Not everyone loves a bored game.
If writing about games over the last few years has taught me anything, it’s that you can’t assume that someone reading has any knowledge of the game in question. With that in mind, it means it’s probably a good idea to explain what Othello is, and it’ll be a handy way of padding out what would otherwise be a rather short review.
Othello is a strategy game for two players, and has you take turns to fill an 8×8 grid with counters of your colour. The game begins with four counters – two of each colour – and you take it in turns to place a new counter in play; with the requirement that the new piece will overturn counters of the opposite colour as it forms a line. You can place a counter horizontally, vertically, or diagonally as long as it will complete a line of counters in your colour. Play rolls to the opponent after you’ve placed your counter, and continues until either all 64 squares are filled or the opposition counters are all converted.
As a board game, the presentation of Othello is rather limited. There are only two modes available; playing versus the AI (with many degrees of difficulty available), or against a human controlled opponent. With the classic board game adage of “easy to play, difficult to master” you’ll certainly pick the core of the game up quickly, and before long you’ll best the AI at lower levels – but as you crank that dial up, you’ll encounter a much bigger challenge.

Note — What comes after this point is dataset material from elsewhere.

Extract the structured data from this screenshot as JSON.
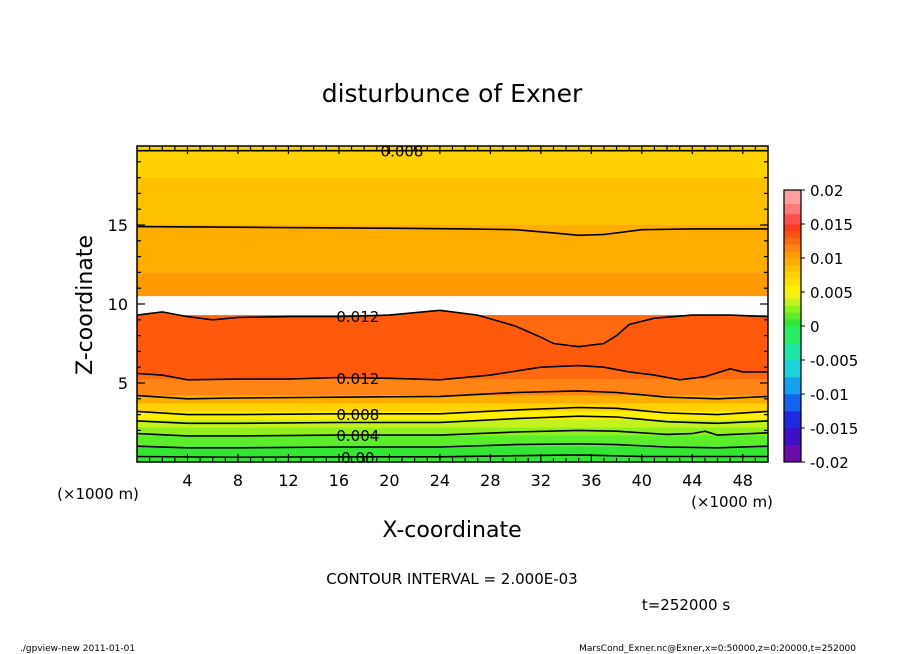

The Joy-Con are used in multiplayer, with each player able to take on the game with one each, or the option to pass one complete controller around. It works well enough in all three main forms of use, so that’s a positive and it can get a little addictive (especially playing with an actual person).
The problem is that it’s not that exciting – not compared to some of the other Switch titles available, and especially not against some of the more multiplayer focused efforts that Nintendo’s new console already has. Othello is the kind of thing that gets installed on a new laptop or PC for FREE, and you play to waste time when you are at work or something. I don’t suppose there are many of us that actually want to play it in their free time, and certainly not those that spend hundreds on a new system (and could be playing Breath of the Wild instead). Flip some counters, or smash the granny out of Ganon? There’s no contest for me.
Othello has been developed and published by Arc System Works, probably more well known for the Guilty Gear and BlazBlue series, so a classic board game seems a somewhat odd choice for their first Switch game when the system could perhaps have benefited from one of their more renowned releases. It’s not that it’s rubbish however, as it’s a decent representation of the game and it’s pretty cheap. The problem is that it’s pretty pointless, and if you really want to play Othello then you can probably play it for free on most of the devices you already own!